Centrar en exclusiva el debate presupuestario, tal y como se viene haciendo desde hace casi dos décadas, en la reducción o el aumento en una décima del límite de gastos del MFP 2021-2027, solo se puede valorar como un error político de grueso calibre si la intención de los negociadores fuera la de reforzar la UE frente a los que les conviene una Europa debilitada, desunida y sin capacidad de negociación.

La mecánica de la negociación presupuestaria va a seguir incentivando, en los próximos meses, los comportamientos egoístas y oportunistas de todos los gobiernos comunitarios

Es un error táctico, porque se acepta un debate que tiene muy poco recorrido, ya que todo se resume en obtener un mínimo recorte o ampliación en el porcentaje que supone el presupuesto comunitario (constreñido, desde 1988, con ocasión de las primeras perspectivas financieras, el denominado “Paquete Delors I”,por el límite del 1,25% de la RNB, equivalente al 1,27% del PIB de la UE) y las habilidades negociadoras se centran en intentar que el previsible recorte afecte lo menos posible al país al que se representa y que su impacto se desvíe hacia otros socios.

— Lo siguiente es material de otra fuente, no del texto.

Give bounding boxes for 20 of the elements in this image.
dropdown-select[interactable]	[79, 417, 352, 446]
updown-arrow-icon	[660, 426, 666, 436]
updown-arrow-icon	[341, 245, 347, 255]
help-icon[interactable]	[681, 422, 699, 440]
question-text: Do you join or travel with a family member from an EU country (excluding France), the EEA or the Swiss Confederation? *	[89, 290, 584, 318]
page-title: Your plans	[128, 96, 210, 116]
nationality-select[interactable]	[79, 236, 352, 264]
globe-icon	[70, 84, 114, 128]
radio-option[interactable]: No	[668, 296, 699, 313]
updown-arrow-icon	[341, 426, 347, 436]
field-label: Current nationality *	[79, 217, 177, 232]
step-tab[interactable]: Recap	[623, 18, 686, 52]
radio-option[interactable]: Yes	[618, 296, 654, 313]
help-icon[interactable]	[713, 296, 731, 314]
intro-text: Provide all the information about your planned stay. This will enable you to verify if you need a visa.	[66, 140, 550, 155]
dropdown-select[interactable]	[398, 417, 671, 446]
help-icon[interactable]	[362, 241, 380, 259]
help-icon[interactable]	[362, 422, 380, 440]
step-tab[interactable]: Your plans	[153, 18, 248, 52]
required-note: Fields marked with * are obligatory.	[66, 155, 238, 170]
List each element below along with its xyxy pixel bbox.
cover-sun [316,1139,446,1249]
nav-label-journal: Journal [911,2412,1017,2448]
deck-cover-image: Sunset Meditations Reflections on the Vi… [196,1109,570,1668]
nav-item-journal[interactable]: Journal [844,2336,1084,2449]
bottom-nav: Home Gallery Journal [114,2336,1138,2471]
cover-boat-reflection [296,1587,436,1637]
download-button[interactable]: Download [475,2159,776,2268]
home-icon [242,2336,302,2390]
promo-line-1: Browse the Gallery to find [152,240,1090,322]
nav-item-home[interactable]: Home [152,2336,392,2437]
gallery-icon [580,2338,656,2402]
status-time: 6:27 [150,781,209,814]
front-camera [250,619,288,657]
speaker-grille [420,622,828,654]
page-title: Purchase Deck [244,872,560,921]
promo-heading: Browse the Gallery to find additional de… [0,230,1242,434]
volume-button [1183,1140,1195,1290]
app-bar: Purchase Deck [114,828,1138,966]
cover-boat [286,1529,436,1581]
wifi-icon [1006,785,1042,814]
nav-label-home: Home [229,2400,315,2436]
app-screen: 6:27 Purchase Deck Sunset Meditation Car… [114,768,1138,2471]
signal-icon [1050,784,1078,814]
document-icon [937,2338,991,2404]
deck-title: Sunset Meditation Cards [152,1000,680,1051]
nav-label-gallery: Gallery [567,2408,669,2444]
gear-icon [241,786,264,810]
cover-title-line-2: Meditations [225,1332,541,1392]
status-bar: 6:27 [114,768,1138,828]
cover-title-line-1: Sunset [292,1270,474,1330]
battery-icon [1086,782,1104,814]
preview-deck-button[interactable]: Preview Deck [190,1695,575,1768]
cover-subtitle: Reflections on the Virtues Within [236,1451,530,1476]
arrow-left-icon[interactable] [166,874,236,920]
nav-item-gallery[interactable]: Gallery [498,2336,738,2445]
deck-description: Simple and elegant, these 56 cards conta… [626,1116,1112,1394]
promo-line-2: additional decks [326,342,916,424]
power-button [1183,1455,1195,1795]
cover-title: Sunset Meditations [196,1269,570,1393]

Finalmente, toda la negociación acabará reduciéndose a cómo ayudar a que salven la cara los gobiernos de los países receptores netos de fondos comunitarios más perjudicados, mientras los países que son contribuyentes netos justificarán sus mínimas concesiones con el argumento de que siguen manteniendo su objetivo de limitar el próximo MFP al 1% del PIB, un arbitrario límite cuantitativo que defienden desde 2004, y que lo seguirán utilizando como un señuelo y eficaz instrumento negociador que contrarresta las presiones de los socios que pretenden aumentarlo. 

Y es, también, un error estratégico, porque absorbidos por una negociación en la que los jefes de Estado y de Gobierno se juegan mucho (en términos de prestigio, financiación y opinión pública), pierden de vista lo más importante: los beneficios que supone la mejora de la integración en un mercado único y, y sobre todo, el futuro del proyecto de unidad europea, que no depende de unos cuantos miles de millones de euros de más o de menos, sino de la capacidad para afrontar y superar los problemas económicos y las insuficiencias institucionales que llevan años fragmentando y debilitando la UE. 

La mecánica de la negociación presupuestaria va a seguir incentivando, en los próximos meses, los comportamientos egoístas y oportunistas de todos los gobiernos comunitarios.La insuficiencia de verdaderos recursos propios comunitarios, el creciente peso relativo de las contribuciones de los Estados miembros (en función del PIB y del IVA recaudado) y una grosera aproximación contable al cálculo de lo que cada socio aporta y recibe de las arcas comunitarias han consolidado la errónea apreciación de que las aportaciones nacionales son un desvío de fondos que debilita la capacidad presupuestaria de cada socio y deben ser compensadas mediante retornos de similar entidad.

Esa burda reconstrucción contable de lo que aporta y recibe cada socio impide la comprensión de los múltiples beneficios que se derivan de los procesos de integración económica, siempre que garanticen la existencia de una autoridad comunitaria legítima y democrática que vele para que esas potenciales ganancias alcancen a todos los socios de forma equitativa o, de no ser así, disponga de un presupuesto común de solidaridad, cohesión y reactivación económica que se pueda activar para compensar la desigual localización de tales beneficios o los choques externos asimétricos que afecten a una parte de los socios.

Europa no va hacia el desastre ni hacia un futuro luminoso. Simplemente, sigue deslizándose perezosamente hacia una lenta decadencia y una creciente inoperancia en la escena mundial. Y es en esos márgenes de previsible evolución en los que tendrán que actuar, pensar sus tareas y diseñar su acción política, sindical, social o cultural las fuerzas que quieran impulsar el cambio posible del proyecto de unidad europea y, por extensión,de un orden mundial globalizado. Huir de esa realidad e inventarse realidades paralelas, construcciones inviables o rupturas imposibles podrá contentar a doctrinarios e idealistas, pero no contribuirá en nada a cambiar los hechos, mejorar la vida, defender la democracia o derechos sociales y laborales de la mayoría social, que es de lo que se trata.